In TABOE geht es um einen Teddybären, der auf seinem Weg durch die Gewalt der Welt in Stücke gegangen ist. Kinder finden eines der Ohren. Durch das Singen von Liedern aus der ganzen Welt kommen die anderen Teile des Teddybären wie von Zauberhand wieder zurück. Durch die Lieder werden regelrecht Seelenanteile eingesammelt. Der Teddy wird zum Schluss wieder ganz.

Denn so funktioniert Musik. Es kommt nur darauf an, mit welcher Absicht und mit welchen Inhalten sie gespielt oder gesungen wird. Lernen Kinder von Kleinauf in Liedern, dass die Welt ein Jammertal sei, werden sie das glauben. Das ist aber nicht gut. Darum singe ich das auch mit Chorkindern oder meinen eigenen nicht mehr. Ich bin aber auch nicht dafür, dass man flache Firlefanzlieder singt. Wir Menschen brauchen Lieder, die uns in der Tiefe berühren und es dort hell machen (Laterne, sic!). Ob es nun frohe, lustige oder ernstere Lieder sind. Sind Lieder so, können verlorene Seelenanteile allein durchs Singen zurückkehren.

Bin ich traurig oder froh, sing ich los, ganz einfach so, dafür muss man natürlich ein paar passende Lieder für die jeweilige Situation parat haben.
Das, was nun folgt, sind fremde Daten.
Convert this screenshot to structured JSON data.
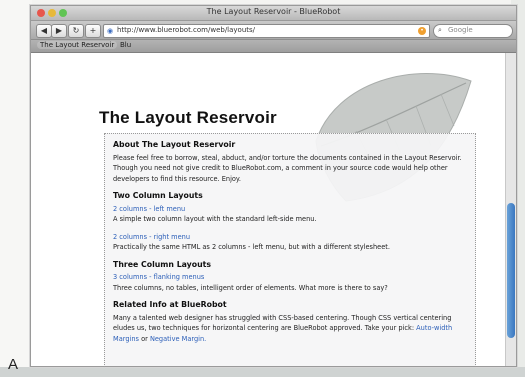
{
  "browser": {
    "window_title": "The Layout Reservoir - BlueRobot",
    "address": "http://www.bluerobot.com/web/layouts/",
    "search_placeholder": "Google",
    "bookmarks": [
      "The Layout Reservoir",
      "Blu"
    ]
  },
  "page": {
    "title": "The Layout Reservoir",
    "about": {
      "heading": "About The Layout Reservoir",
      "text_before": "Please feel free to borrow, steal, abduct, and/or torture the documents contained in the Layout Reservoir. Though you need not give credit to BlueRobot.com, a comment in your source code would help other developers to find this resource. Enjoy."
    },
    "two_col": {
      "heading": "Two Column Layouts",
      "item1_link": "2 columns - left menu",
      "item1_desc": "A simple two column layout with the standard left-side menu.",
      "item2_link": "2 columns - right menu",
      "item2_desc": "Practically the same HTML as 2 columns - left menu, but with a different stylesheet."
    },
    "three_col": {
      "heading": "Three Column Layouts",
      "item1_link": "3 columns - flanking menus",
      "item1_desc": "Three columns, no tables, intelligent order of elements. What more is there to say?"
    },
    "related": {
      "heading": "Related Info at BlueRobot",
      "text": "Many a talented web designer has struggled with CSS-based centering. Though CSS vertical centering eludes us, two techniques for horizontal centering are BlueRobot approved. Take your pick:",
      "link1": "Auto-width Margins",
      "or": "or",
      "link2": "Negative Margin."
    }
  },
  "figure_label": "A"
}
Nicht auf CD. Sondern im Kopf, zum Selbersingen. Irgendeins fällt dir bestimmt ein. Dann sing das heute mal und sei Dir dabei bewusst, dass während des Singens mindestens ein verlorenes Seelenteil zu Dir zurückkommen wird. Weil es da wieder hin möchte, wo so schöne Musik erklingt – und weil es dort zu Hause ist, bei Dir.

Mit der Bedeutung von „Buße“, wie das allgemein verstanden wird, hat Luther uns übrigens einen Bärendienst erwiesen. Denn er hat es als „Schrecken und gläubige Reue“ verstanden. Dabei ist die eigentliche Bedeutung ganz anders., nämlich „Abkehr von nicht segensvollen menschlichen Handlungen“ (hebräisch: schub) oder Sinneswandel bzw. Umdenken (griechisch metanoia). Naja, und umdenken muss man ja wirklich, wenn es ums Zurückholen von Seelenanteilen geht. Es ist nämlich eine zutiefst menschliche segensvolle Handlung, die auf vielfältige Art und Weise funktioniert. Heute halt mal singend.

Die letzte Strophe des Liedes heißt übrigens: Ich kenne viele Leute, ich auch, ich auch, ich auch. Morgen noch mehr als heute, ich auch, ich auch, ich auch. Wenn wir miteinander singen, wird der Welt das Frieden bringen, ich kenne viele Leute, ich auch, ich auch, ich auch.